Databases and Resources: We searched ERIC for relevant resources. ERIC is a free online library of more than 1.6 million citations of education research sponsored by the Institute of Education Sciences (IES). Additionally, we searched Google Scholar and EBSCO databases (Academic Search Premier, Education Research Complete, and Professional Development Collection).

Reference Search and Selection Criteria

When we were searching and reviewing resources, we considered the following criteria:

Date of publications: This search and review included references and resources published in the last 10 years.

Search priorities of reference sources: Search priority was given to study reports, briefs, and other documents that are published and/or reviewed by IES and other federal or federally funded organizations, as well as academic databases, including ERIC, EBSCO databases, and Google Scholar.
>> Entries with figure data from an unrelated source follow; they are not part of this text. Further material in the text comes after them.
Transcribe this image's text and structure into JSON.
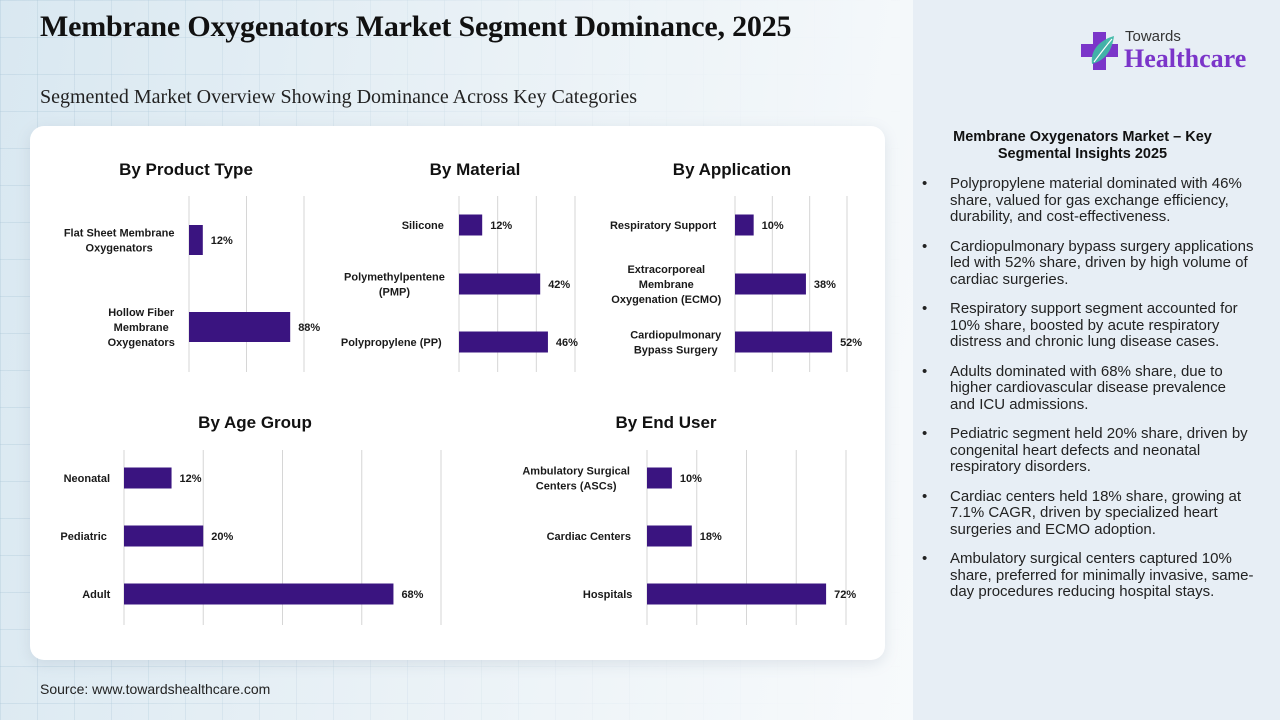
{
  "header": {
    "title": "Membrane Oxygenators Market Segment Dominance, 2025",
    "subtitle": "Segmented Market Overview Showing Dominance Across Key Categories"
  },
  "logo": {
    "line1": "Towards",
    "line2": "Healthcare",
    "icon": "medical-cross-leaf-icon",
    "brand_color": "#7b35c9"
  },
  "source": "Source: www.towardshealthcare.com",
  "colors": {
    "bar": "#3a1480",
    "gridline": "#d6d6d6",
    "panel": "#e7eef5"
  },
  "chart_data": [
    {
      "type": "bar",
      "orientation": "horizontal",
      "title": "By Product Type",
      "categories": [
        "Flat Sheet Membrane Oxygenators",
        "Hollow Fiber Membrane Oxygenators"
      ],
      "values": [
        12,
        88
      ],
      "value_labels": [
        "12%",
        "88%"
      ],
      "unit": "%",
      "xlim": [
        0,
        100
      ],
      "xgrid_step": 50,
      "grid": true,
      "xlabel": "",
      "ylabel": ""
    },
    {
      "type": "bar",
      "orientation": "horizontal",
      "title": "By Material",
      "categories": [
        "Silicone",
        "Polymethylpentene (PMP)",
        "Polypropylene (PP)"
      ],
      "values": [
        12,
        42,
        46
      ],
      "value_labels": [
        "12%",
        "42%",
        "46%"
      ],
      "unit": "%",
      "xlim": [
        0,
        60
      ],
      "xgrid_step": 20,
      "grid": true,
      "xlabel": "",
      "ylabel": ""
    },
    {
      "type": "bar",
      "orientation": "horizontal",
      "title": "By Application",
      "categories": [
        "Respiratory Support",
        "Extracorporeal Membrane Oxygenation (ECMO)",
        "Cardiopulmonary Bypass Surgery"
      ],
      "values": [
        10,
        38,
        52
      ],
      "value_labels": [
        "10%",
        "38%",
        "52%"
      ],
      "unit": "%",
      "xlim": [
        0,
        60
      ],
      "xgrid_step": 20,
      "grid": true,
      "xlabel": "",
      "ylabel": ""
    },
    {
      "type": "bar",
      "orientation": "horizontal",
      "title": "By Age Group",
      "categories": [
        "Neonatal",
        "Pediatric",
        "Adult"
      ],
      "values": [
        12,
        20,
        68
      ],
      "value_labels": [
        "12%",
        "20%",
        "68%"
      ],
      "unit": "%",
      "xlim": [
        0,
        80
      ],
      "xgrid_step": 20,
      "grid": true,
      "xlabel": "",
      "ylabel": ""
    },
    {
      "type": "bar",
      "orientation": "horizontal",
      "title": "By End User",
      "categories": [
        "Ambulatory Surgical Centers (ASCs)",
        "Cardiac Centers",
        "Hospitals"
      ],
      "values": [
        10,
        18,
        72
      ],
      "value_labels": [
        "10%",
        "18%",
        "72%"
      ],
      "unit": "%",
      "xlim": [
        0,
        80
      ],
      "xgrid_step": 20,
      "grid": true,
      "xlabel": "",
      "ylabel": ""
    }
  ],
  "insights": {
    "title": "Membrane Oxygenators Market – Key Segmental Insights 2025",
    "items": [
      "Polypropylene material dominated with 46% share, valued for gas exchange efficiency, durability, and cost-effectiveness.",
      "Cardiopulmonary bypass surgery applications led with 52% share, driven by high volume of cardiac surgeries.",
      "Respiratory support segment accounted for 10% share, boosted by acute respiratory distress and chronic lung disease cases.",
      "Adults dominated with 68% share, due to higher cardiovascular disease prevalence and ICU admissions.",
      "Pediatric segment held 20% share, driven by congenital heart defects and neonatal respiratory disorders.",
      "Cardiac centers held 18% share, growing at 7.1% CAGR, driven by specialized heart surgeries and ECMO adoption.",
      "Ambulatory surgical centers captured 10% share, preferred for minimally invasive, same-day procedures reducing hospital stays."
    ]
  }
}
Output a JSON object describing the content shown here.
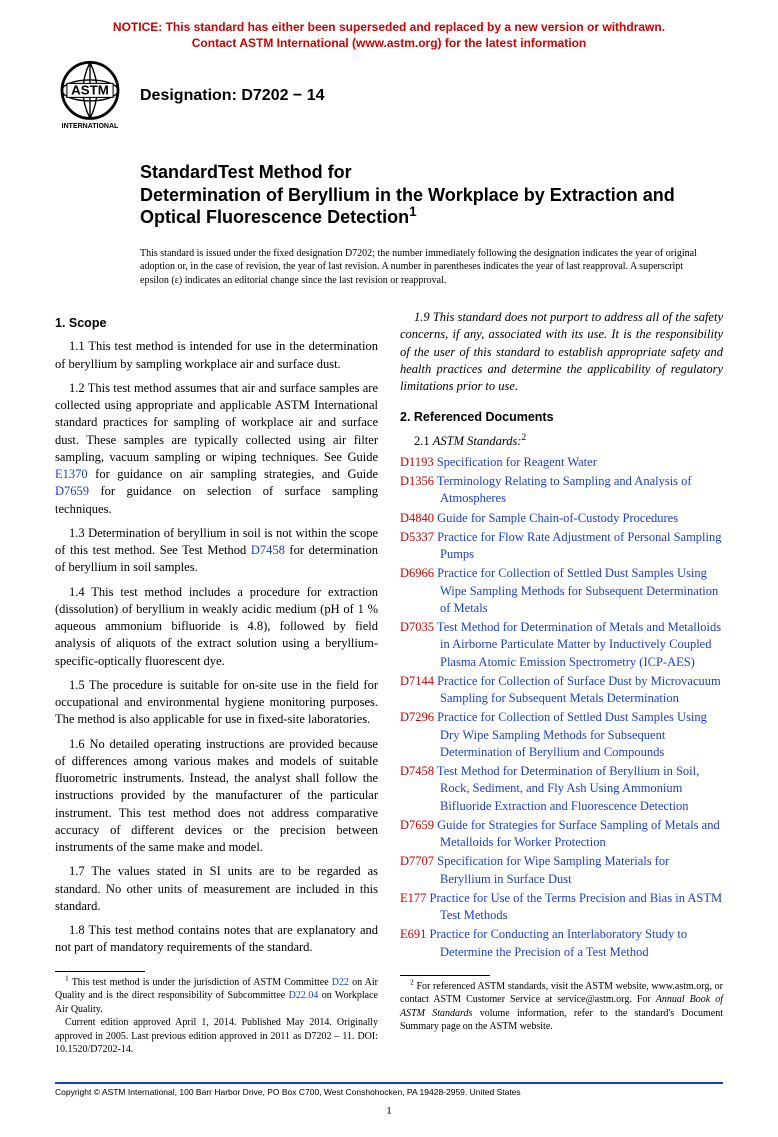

Methodology: The following methodological priorities/considerations were given in the review and selection of the references:

  • Study types: randomized control trials, quasi experiments, surveys, descriptive data analyses, literature reviews, and policy briefs, generally in this order
  • Target population and samples: representativeness of the target population, sample size, and whether participants volunteered or were randomly selected
  • Study duration
  • Limitations and generalizability of the findings and conclusions

This memorandum is one in a series of quick-turnaround responses to specific questions posed by stakeholders in Alaska, Idaho, Montana, Oregon, and Washington, which is served by the Regional Educational Laboratory (REL) Northwest. It was prepared under Contract ED-IES-17-C-0009 by REL Northwest, administered by Education Northwest. The content does not necessarily reflect the views or policies of IES or the U.S. Department of Education, nor does mention of trade names, commercial products, or organizations imply endorsement by the U.S. Government.